# no luck with crappies



## imgonnamissher76 (Feb 19, 2010)

I have access to a 5 acre lake that no one else is allowed to fish. We have caught "large bass" emphasizing large. 5 lbers are a regular thing. during the early fall i caught a 14" crappie on a yum green stick worm fishing shallow. since then i have caught numerous gills 100 to be exact in 2 days, all in the 2-6 inch range. No crappies..... ive fished deep, shallow, brush piles stump rows ive evn fished all ends of the island that sits in the middle of the lake... still no crappies ! daylight hours have been the most concentrated time of fishing. we caught all the bluegills in about 8 ft. of water just off a long stump row. should i try the same stump row before sunrise or after sunset ? the gills seem to like it. there is so much lumber in this lake i would think any of the piles would hold fish but at most piles it is extremely shallow.
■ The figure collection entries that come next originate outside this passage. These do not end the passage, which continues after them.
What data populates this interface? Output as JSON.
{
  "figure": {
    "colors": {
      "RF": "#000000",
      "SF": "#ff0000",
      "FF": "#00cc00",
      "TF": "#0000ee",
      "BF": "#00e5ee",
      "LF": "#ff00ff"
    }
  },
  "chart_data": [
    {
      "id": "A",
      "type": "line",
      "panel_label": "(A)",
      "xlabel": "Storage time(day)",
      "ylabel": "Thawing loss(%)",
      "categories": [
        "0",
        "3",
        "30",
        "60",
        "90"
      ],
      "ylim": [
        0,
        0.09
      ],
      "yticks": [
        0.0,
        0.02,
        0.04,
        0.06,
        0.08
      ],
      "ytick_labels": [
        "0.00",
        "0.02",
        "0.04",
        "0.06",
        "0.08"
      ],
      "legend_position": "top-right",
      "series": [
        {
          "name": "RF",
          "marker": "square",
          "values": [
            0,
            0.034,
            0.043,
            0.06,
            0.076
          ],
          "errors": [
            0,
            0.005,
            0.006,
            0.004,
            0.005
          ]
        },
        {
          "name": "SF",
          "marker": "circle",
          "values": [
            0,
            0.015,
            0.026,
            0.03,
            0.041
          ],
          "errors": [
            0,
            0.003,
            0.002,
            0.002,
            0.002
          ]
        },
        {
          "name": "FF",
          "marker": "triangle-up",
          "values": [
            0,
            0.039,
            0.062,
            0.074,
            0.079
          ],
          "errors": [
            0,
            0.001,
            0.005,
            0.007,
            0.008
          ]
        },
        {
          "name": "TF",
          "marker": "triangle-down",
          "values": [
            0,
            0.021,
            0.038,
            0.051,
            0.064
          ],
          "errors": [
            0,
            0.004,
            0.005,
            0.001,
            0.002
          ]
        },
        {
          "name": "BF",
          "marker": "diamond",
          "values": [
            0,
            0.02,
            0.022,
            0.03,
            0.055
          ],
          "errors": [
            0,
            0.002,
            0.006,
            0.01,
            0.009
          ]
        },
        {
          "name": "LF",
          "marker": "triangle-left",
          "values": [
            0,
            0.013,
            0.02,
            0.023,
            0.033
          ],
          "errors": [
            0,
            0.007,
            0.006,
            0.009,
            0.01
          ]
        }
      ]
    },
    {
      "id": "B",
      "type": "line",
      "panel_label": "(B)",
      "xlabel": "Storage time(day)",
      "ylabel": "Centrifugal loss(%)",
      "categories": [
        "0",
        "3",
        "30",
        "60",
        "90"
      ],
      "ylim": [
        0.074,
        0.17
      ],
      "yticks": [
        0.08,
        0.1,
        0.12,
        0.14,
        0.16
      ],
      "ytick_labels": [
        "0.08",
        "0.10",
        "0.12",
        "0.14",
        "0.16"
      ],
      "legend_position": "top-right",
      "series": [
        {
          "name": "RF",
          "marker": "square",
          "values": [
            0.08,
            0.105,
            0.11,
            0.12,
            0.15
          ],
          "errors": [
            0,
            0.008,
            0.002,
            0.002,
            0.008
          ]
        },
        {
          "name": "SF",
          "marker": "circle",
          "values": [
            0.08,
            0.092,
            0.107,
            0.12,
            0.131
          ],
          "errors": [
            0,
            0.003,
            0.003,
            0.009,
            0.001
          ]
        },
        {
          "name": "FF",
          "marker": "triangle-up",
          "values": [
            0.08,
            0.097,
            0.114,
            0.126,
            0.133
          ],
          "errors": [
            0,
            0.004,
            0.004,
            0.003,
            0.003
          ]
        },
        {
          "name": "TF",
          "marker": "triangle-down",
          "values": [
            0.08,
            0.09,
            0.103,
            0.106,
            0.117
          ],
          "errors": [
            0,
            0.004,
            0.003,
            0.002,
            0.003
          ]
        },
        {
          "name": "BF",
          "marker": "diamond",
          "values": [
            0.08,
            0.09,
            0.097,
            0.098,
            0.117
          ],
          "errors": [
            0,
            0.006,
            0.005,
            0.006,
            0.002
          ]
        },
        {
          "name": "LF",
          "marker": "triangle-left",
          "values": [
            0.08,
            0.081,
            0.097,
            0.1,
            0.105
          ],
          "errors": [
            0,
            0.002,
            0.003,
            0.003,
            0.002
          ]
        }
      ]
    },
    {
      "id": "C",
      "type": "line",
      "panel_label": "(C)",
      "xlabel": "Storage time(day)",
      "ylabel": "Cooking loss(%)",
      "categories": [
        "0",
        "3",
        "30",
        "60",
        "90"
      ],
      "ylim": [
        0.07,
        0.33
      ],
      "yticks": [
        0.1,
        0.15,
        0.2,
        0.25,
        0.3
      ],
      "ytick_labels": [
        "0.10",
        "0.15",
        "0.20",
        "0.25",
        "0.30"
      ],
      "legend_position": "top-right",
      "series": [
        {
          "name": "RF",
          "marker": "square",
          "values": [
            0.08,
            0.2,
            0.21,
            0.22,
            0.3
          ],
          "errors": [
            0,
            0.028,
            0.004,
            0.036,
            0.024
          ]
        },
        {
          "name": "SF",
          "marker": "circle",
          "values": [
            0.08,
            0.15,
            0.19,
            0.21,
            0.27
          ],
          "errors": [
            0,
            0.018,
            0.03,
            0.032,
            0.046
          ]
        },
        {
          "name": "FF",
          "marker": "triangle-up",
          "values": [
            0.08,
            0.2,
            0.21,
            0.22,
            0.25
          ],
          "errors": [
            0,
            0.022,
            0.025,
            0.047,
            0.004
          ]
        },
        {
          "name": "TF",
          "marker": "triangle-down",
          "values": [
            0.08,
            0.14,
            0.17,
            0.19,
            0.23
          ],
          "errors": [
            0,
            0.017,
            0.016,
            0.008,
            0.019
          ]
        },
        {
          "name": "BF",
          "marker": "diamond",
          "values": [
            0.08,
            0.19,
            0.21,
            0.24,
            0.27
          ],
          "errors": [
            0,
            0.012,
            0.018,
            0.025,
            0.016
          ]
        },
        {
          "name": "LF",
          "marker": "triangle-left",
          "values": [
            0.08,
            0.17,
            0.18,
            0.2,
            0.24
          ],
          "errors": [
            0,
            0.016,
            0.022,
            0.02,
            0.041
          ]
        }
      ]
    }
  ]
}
HELP !!!!!!!!!!!!!!!!


----------



## blhunter3 (May 5, 2007)

I have had my best luck with crappie's right at sun down and from about 9:30 pm to about 11pm on one lake in MN and some lake's in ND I have caught them all day but the best fishing again was right at sun down till I tired of catching them. You might want to try using bigger bait (crappie minnows) and most crappies I have caught were suspended. You might want to invest in an underwater camera to see if you can see crappies. For all you know there could not be that many crappies in there. Usually right now if I were fishing crappie I would be in deep water.

Keep at it, you will get one sooner of later.


----------